あなたの好きにしたらどうですか?
「世の中の不便を解決するのがビジネスなので、そもそも儲からないビジネスは必要ないものですわ」 「ビジネスやってて儲からないなんてことはないはずなのに、儲からないビジネスがあるっちゅうことは、つまり、簡単ですよ、社長が悪いんですよ」 「経済と他人は変えられないが、経営と自分は変えることができる」
「あなたの好きにしたらどうですか?」
随分前のことになりますが、かつて松下幸之助さんと苦楽を共にされた方のお話しを聞きにいった時に聞いた幸之助さんを代弁した言葉です。最近になって、毎晩のように頭に響きます。
100のいい話を今までも聞いてきました。100のいい本も読んだことだと思います。もちろん、100の素晴らしいワインも飲みました。 100の(までいかないかも)苦労もしたかもしれません。100の個性と出会ってきました。 それが糧となり今の自分がいることだと思います。 今の自分はいいけれど、元々の自分はどこに行ったのだろう…。 サッカーをずっとしていたので、シンプルにゴールを目指す(またはゴールを守る)という目的の中、高い技術と連携が生まれるこのスポーツが大好きでした。そして、フィールドで同じ目的を共有する仲間が大好きでした。
事業の組織づくりも同じように考えていました。サッカーのゴールはシンプルですが、仕事というフィールドで人が働く目的はシンプルではありません。何かひとつの目的でもないし、何かひとつの目的が欠けてもいけないし…。
なんじゃ、そりゃ。
目的共有が出来ない仲間と試合を日々繰り返す中、いつの間にか、パスにはメッセージはなく、当たらず障らずのプレーになっていたような気がします。そうそう、それが大人になるっていうこと。プロ意識が高くなればなるほど、そうやっても試合をこなすことができるようになってくる。 じゃ、なんのために試合をしているのか? 目的提言もしなかったのに、目的共有ができないとよくぞ簡単に思ったものだとあきれます。経験すれば賢くもなるけど、言い訳も達者になる。「とはいっても…」「所詮…」これが大人になることなら、大間違い。

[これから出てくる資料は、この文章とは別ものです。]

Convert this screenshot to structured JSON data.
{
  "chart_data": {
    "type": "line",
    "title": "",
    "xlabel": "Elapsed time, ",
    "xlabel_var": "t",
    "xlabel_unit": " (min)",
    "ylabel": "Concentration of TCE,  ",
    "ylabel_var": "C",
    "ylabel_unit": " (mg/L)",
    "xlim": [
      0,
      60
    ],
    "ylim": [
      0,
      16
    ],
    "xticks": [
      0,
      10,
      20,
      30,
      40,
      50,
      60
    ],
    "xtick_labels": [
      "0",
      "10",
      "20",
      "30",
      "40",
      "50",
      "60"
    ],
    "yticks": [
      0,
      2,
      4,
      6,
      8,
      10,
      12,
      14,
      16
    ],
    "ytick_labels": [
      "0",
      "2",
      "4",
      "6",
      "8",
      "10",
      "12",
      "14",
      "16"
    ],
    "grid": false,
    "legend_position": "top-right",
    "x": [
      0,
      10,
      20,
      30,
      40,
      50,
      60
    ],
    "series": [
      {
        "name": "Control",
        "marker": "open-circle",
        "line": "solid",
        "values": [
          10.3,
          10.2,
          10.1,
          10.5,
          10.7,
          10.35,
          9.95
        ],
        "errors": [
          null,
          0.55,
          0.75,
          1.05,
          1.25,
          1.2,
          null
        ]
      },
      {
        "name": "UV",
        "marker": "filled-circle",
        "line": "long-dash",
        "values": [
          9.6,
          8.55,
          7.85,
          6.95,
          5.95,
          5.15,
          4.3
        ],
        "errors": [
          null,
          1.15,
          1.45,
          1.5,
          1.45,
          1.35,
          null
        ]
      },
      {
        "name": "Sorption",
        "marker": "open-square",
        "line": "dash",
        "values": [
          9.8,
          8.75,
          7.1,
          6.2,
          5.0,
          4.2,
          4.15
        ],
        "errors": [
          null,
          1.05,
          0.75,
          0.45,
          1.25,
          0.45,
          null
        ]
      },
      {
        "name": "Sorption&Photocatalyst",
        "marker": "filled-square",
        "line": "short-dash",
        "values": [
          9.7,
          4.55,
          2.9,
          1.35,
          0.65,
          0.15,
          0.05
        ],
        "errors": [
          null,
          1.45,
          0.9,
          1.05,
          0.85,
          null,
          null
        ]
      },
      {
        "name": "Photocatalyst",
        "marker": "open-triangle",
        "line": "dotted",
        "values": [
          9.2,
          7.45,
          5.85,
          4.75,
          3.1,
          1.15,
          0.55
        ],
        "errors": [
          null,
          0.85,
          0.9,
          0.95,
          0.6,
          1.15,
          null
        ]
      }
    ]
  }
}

そう、「社長が悪いんですよ」 「あなたの好きにしたらどうですか?」
フィールドで一緒に戦っている仲間が好きだったんですよ。
あれだけ好きだったサッカーもどこかであきらめた時があったのだと思います。
でも、この経営という長丁場の試合だけはあきらめたくないと思うのです。
今日も一緒に戦ってくれている仲間がいるのです。ここに集った仲間の働く目的がシンプルでないのは当然ではないか。それでも、目指すゴールをみんなで見据えて、真剣にプレイしていきたい。そう、戦術も戦略も大切ですが、なくても試合はできます。でも、メンバーがいなかったら試合はできません。
縁あってこのフィールドに一緒に立ってくれた仲間にもっともっと活躍してもらいたい。そして、仲間のことを好きでいたい。一緒に戦ってくれる仲間に集まってほしい。集まった仲間を守りたい。そして仲間と一緒に勝利したい。
「あなたの好きにしたらどうですか?」 元々の自分はこうだったとおもうのです。
そうさせてもらいます。試合はまだ始ったばかりです。 最後に、一緒に戦っている仲間と仕事に誇りを持って「ありがとう」。